The authors of the statement recall that a criminal inquiry was subsequently carried out, and it did prove the weapons transfer as a fact. However, lawyers qualified what happened as abuse of power.
He knew about Tbilisi’s plans to send troops to Abkhazia, but did not warn anyone about them
There is another accusation as well. “Aruaa” claims that the first president of Abkhazia, Vladislav Ardzinba, publicly accused Alexander Ankvab of having known about Tbilisi’s plan to invade Abkhazia, and of failing to warn the Abkhaz leadership about it.
“Subsequently, Ankvab was dismissed from the post of minister, and did not come to Abkhazia for many years afterward because of public censure,” the statement says.
He massively handed out Abkhaz citizenship to Georgians
Another point of accusation concerns Ankvab’s period of presidency – from 2011 to 2014.
The veterans say that he “did not want to solve important state problems and illegally massively handed out Abkhaz citizenship in order to stay in power for two terms, at the expense of Georgian citizens.”
These actions, according to “Aruaa”, led to a deepest political crisis in May 2014 when the parliament voted to dismiss Ankvab from office, and later Ankvab himself resigned ahead of time.
Libel case against Prime Minister
The Abkhaz law enforcement agencies found the text of the statement to contain signs of slander.
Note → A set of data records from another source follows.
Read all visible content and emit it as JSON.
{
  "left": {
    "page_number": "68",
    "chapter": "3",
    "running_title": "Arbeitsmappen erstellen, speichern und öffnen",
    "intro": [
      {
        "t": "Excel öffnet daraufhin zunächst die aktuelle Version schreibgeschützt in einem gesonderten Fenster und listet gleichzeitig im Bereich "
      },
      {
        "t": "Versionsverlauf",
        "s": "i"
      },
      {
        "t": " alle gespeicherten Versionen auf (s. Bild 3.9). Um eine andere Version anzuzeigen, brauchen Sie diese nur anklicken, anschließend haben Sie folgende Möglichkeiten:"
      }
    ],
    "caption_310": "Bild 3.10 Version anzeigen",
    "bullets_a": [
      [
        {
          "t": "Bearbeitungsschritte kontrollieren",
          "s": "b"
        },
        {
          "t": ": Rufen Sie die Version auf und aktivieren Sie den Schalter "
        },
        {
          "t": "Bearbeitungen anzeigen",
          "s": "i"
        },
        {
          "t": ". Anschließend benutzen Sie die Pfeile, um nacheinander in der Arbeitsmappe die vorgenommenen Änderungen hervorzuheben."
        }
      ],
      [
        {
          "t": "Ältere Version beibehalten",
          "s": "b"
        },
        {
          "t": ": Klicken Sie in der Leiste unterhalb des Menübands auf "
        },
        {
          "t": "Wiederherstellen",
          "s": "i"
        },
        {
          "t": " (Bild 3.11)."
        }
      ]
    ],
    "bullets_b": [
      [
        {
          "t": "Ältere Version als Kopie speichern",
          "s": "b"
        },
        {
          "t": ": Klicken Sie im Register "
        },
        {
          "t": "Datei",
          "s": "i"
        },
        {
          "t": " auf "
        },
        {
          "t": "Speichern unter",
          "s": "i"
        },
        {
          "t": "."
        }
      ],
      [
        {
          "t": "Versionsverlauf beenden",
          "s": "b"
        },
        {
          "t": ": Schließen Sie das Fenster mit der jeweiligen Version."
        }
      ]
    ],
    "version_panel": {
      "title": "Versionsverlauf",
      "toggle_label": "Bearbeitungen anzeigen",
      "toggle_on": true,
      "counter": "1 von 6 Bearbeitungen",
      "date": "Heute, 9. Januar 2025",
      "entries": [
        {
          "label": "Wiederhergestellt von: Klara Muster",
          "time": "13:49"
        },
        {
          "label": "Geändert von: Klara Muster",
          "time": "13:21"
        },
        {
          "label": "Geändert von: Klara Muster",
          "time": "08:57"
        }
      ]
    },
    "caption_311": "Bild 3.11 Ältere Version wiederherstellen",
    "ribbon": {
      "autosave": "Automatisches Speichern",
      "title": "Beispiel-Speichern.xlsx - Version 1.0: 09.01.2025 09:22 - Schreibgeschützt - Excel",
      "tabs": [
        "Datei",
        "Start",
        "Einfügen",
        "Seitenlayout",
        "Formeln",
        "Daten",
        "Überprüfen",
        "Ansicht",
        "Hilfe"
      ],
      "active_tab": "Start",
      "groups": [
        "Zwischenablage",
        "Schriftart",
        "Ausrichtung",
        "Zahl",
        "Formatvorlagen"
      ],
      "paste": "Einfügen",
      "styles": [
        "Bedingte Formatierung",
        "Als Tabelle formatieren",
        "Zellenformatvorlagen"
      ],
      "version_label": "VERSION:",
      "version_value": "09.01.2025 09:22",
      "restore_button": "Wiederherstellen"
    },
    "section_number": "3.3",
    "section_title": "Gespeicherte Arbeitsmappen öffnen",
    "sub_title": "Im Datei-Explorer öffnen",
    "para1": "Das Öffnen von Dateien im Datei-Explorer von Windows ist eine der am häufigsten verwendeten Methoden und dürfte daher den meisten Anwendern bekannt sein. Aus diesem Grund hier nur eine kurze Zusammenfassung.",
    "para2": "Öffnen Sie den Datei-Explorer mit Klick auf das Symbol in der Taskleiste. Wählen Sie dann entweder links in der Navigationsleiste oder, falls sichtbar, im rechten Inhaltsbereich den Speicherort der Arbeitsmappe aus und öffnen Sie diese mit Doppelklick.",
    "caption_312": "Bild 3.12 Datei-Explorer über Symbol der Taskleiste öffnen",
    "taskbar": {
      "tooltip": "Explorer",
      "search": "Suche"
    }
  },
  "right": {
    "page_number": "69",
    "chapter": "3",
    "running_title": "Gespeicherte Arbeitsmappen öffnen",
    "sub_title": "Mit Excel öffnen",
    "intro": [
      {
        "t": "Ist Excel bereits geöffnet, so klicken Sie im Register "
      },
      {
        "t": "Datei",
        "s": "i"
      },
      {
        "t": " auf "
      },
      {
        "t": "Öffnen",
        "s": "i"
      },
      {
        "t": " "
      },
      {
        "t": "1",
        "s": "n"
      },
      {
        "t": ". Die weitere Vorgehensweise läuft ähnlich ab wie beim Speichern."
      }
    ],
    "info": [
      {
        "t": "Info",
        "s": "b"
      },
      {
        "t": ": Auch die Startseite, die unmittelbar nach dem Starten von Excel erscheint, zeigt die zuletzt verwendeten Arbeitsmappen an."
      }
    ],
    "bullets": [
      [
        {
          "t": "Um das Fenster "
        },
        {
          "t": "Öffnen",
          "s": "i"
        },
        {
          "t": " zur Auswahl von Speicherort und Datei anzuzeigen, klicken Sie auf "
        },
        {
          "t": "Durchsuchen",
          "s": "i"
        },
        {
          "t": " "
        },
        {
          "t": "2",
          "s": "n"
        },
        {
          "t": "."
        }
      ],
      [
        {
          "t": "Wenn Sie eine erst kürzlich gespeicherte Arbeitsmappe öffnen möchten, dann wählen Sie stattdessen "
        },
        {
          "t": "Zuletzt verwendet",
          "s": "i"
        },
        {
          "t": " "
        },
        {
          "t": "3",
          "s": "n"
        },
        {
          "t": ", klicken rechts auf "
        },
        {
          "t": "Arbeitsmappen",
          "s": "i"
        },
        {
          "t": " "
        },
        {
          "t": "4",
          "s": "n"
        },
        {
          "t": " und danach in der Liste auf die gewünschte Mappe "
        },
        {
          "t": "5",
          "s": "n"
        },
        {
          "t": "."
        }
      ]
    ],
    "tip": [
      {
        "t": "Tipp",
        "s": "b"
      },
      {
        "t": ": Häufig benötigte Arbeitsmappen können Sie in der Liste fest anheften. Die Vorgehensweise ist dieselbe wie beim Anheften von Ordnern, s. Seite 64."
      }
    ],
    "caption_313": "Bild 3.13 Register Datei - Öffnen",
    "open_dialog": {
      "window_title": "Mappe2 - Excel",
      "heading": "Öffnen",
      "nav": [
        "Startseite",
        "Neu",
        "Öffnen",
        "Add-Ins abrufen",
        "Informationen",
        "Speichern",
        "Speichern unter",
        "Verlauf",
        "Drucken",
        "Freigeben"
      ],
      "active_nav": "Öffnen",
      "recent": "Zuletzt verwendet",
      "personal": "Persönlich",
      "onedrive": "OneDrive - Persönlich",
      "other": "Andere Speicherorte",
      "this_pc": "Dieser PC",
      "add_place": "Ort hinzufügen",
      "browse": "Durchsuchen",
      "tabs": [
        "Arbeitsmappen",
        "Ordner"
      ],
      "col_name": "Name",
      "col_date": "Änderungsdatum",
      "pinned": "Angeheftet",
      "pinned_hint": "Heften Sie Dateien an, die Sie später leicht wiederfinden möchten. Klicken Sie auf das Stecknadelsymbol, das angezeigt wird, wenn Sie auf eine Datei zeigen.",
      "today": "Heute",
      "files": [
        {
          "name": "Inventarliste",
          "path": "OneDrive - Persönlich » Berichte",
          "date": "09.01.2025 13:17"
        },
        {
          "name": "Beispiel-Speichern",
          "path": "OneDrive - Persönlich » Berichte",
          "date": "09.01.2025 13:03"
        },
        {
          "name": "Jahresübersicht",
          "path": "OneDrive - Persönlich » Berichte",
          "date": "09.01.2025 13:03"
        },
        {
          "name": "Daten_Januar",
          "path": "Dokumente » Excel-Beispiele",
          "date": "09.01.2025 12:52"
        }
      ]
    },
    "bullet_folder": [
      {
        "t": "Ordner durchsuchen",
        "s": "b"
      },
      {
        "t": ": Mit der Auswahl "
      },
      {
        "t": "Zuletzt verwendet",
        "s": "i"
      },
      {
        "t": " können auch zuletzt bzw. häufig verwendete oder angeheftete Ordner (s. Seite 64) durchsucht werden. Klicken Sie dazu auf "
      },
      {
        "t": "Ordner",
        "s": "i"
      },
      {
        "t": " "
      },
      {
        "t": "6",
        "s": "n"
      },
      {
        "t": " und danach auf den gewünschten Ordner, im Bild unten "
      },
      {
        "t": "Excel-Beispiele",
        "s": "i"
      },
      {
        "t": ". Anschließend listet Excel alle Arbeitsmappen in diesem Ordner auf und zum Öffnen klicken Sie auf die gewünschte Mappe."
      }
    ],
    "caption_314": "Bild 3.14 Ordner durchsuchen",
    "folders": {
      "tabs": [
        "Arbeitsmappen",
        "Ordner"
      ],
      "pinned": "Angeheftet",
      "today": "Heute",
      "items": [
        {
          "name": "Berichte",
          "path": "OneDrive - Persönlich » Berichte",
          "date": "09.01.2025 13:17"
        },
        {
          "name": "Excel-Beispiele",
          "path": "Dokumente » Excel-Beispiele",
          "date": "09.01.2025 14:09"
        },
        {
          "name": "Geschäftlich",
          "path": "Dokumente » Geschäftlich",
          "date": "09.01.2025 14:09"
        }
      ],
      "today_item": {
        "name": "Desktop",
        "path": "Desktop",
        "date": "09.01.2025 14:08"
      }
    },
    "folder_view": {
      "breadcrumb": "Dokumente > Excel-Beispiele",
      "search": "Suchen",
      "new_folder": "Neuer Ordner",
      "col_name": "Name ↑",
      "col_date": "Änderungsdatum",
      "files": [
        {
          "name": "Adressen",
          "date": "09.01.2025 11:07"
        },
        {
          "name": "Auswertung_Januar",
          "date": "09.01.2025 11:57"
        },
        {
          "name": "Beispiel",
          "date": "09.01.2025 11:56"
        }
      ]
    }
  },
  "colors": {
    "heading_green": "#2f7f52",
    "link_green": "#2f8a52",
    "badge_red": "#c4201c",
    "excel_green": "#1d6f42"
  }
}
On January 4, leaders of “Aruaa” Temur Gulia and Temur Nadaraya were summoned to the ministry of internal affairs. They confirmed that the statement had been written and distributed by them.
Now they are waiting for official charges to be filed by the Prosecutor General’s Office.
Well-known Abkhazian journalist Izida Chania calls the situation “comic”
“The prosecutor’s office does not want to address the violation of the constitution accusations that the opposition has leveled against the president. It downright refuses to acknowledge the damage caused to the economy of Abkhazia by prime minister Alexander Ankvab. It has failed to figure out if the documents proving corruption during the repairs of the Achguara power line are authentic or not. It won’t respond to the demands to conduct an investigation into the “poisoning” of Aslan Bzhania, the illegal issuance of passports, and so on.
But it spares no time, effort and resources to accuse opposition leaders of slander with regard to what is a well-known fact – the participation of the former interior minister Alexander Ankvab in the handover of weapons to the former chairman of the State Security Service Avtandil Ioseliani.
Not only is this a well-known fact. The prosecutor general’s office itself was also investigating the case.
Therefore, questions should be addressed not to Gulia and Nadaraya, or to the rest of the population of Abkhazia who have not lost their memory as yet – but to the archive of the prosecutor general’s office where the materials on this case must be stored, including the testimony of Alexander Ankvab himself.
If the prosecutor’s doesn’t have the documents, then the investigation should be carried out not on the fact of slander, but on the fact of an official crime – the disappearance of documents.